Aber Respekt schwingt mit, wenn Kaufmann erzählt, dass die Stimme ernsthafte
Schäden davontragen könne, wenn man sich zu früh auf dieses Repertoire
festlege und sich nicht genügend Zeit zum Ausruhen gönne. Deshalb nimmt er
nach wie vor gerne Angebote für leichtere und lyrische Partien an, wie
Tamino in der "Zauberflöte" oder den Lindoro in Paisiellos "Nina", den er im
Frühjahr neben Cecilia Bartoli in Zürich gesungen hat. Den Florestan hat er
akzeptiert, "weil das Angebot von der Bachakademie gekommen ist und ich
Vertrauen zu Helmuth Rilling habe, dass das keine Fortissimo-Orgie wird".

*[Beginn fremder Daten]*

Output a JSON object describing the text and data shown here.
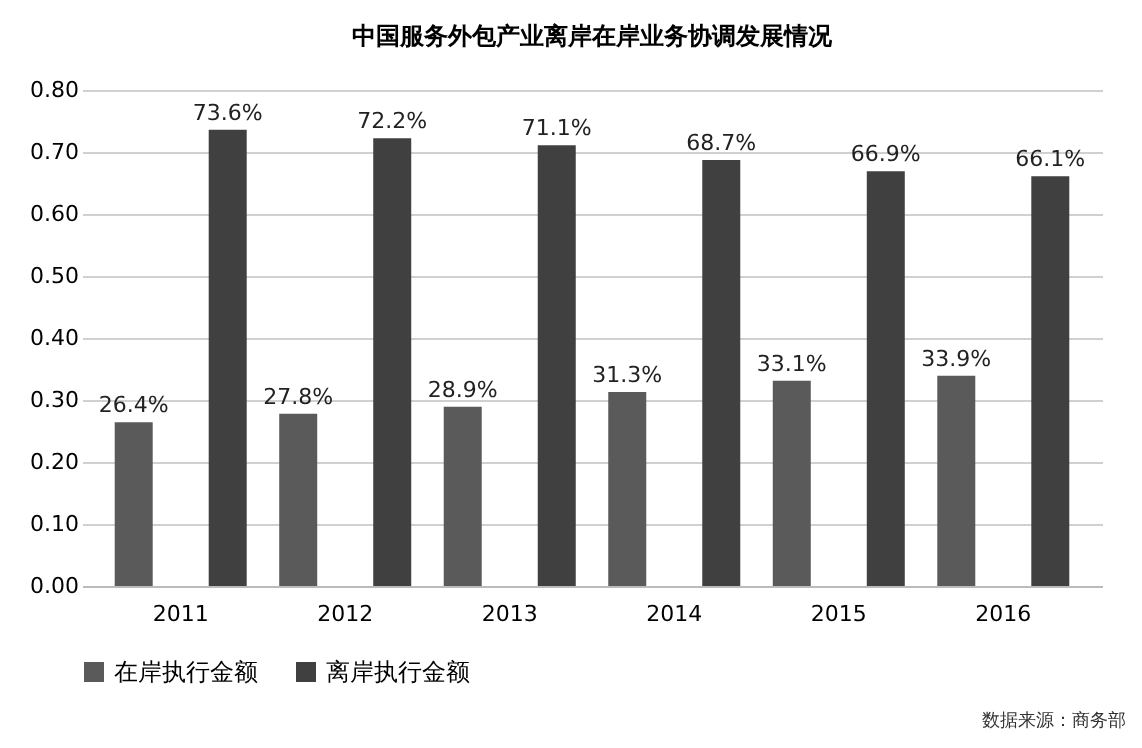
{
  "chart_data": {
    "type": "bar",
    "title": "中国服务外包产业离岸在岸业务协调发展情况",
    "categories": [
      "2011",
      "2012",
      "2013",
      "2014",
      "2015",
      "2016"
    ],
    "series": [
      {
        "name": "在岸执行金额",
        "color": "#5a5a5a",
        "values": [
          0.264,
          0.278,
          0.289,
          0.313,
          0.331,
          0.339
        ],
        "value_labels": [
          "26.4%",
          "27.8%",
          "28.9%",
          "31.3%",
          "33.1%",
          "33.9%"
        ]
      },
      {
        "name": "离岸执行金额",
        "color": "#404040",
        "values": [
          0.736,
          0.722,
          0.711,
          0.687,
          0.669,
          0.661
        ],
        "value_labels": [
          "73.6%",
          "72.2%",
          "71.1%",
          "68.7%",
          "66.9%",
          "66.1%"
        ]
      }
    ],
    "ylim": [
      0,
      0.8
    ],
    "yticks": [
      {
        "value": 0,
        "label": "0.00"
      },
      {
        "value": 0.1,
        "label": "0.10"
      },
      {
        "value": 0.2,
        "label": "0.20"
      },
      {
        "value": 0.3,
        "label": "0.30"
      },
      {
        "value": 0.4,
        "label": "0.40"
      },
      {
        "value": 0.5,
        "label": "0.50"
      },
      {
        "value": 0.6,
        "label": "0.60"
      },
      {
        "value": 0.7,
        "label": "0.70"
      },
      {
        "value": 0.8,
        "label": "0.80"
      }
    ],
    "grid": "y",
    "legend": "bottom",
    "annotations": [
      "数据来源：商务部"
    ]
  }
}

Das Konzert soll für Kaufmann ein Testlauf sein, damit er die Partie in
einigen Jahren auf einer Opernbühne übernehmen kann.
Erfahrungen auf der Bühne hat der Tenor trotz seiner Jugend (Kaufmann ist
Jahrgang 1969) schon viele gemacht. Bereits während seiner Studentenzeit an
der Münchner Musikhochschule sang er in Produktionen der dortigen
Opernschule und bekam darüber hinaus Gelegenheit, in kleinen Partien im
Theater am Gärtnerplatz und in der Bayerischen Staatsoper aufzutreten. Nach
der Elevenzeit in Saarbrücken, wo er sich für zwei Jahre an das Ensemble
band und "acht Stunden am Tag, fünf oder sechs Tage die Woche" alles singen
musste, was Tenor' hieß", kam Kaufmann nach Stuttgart.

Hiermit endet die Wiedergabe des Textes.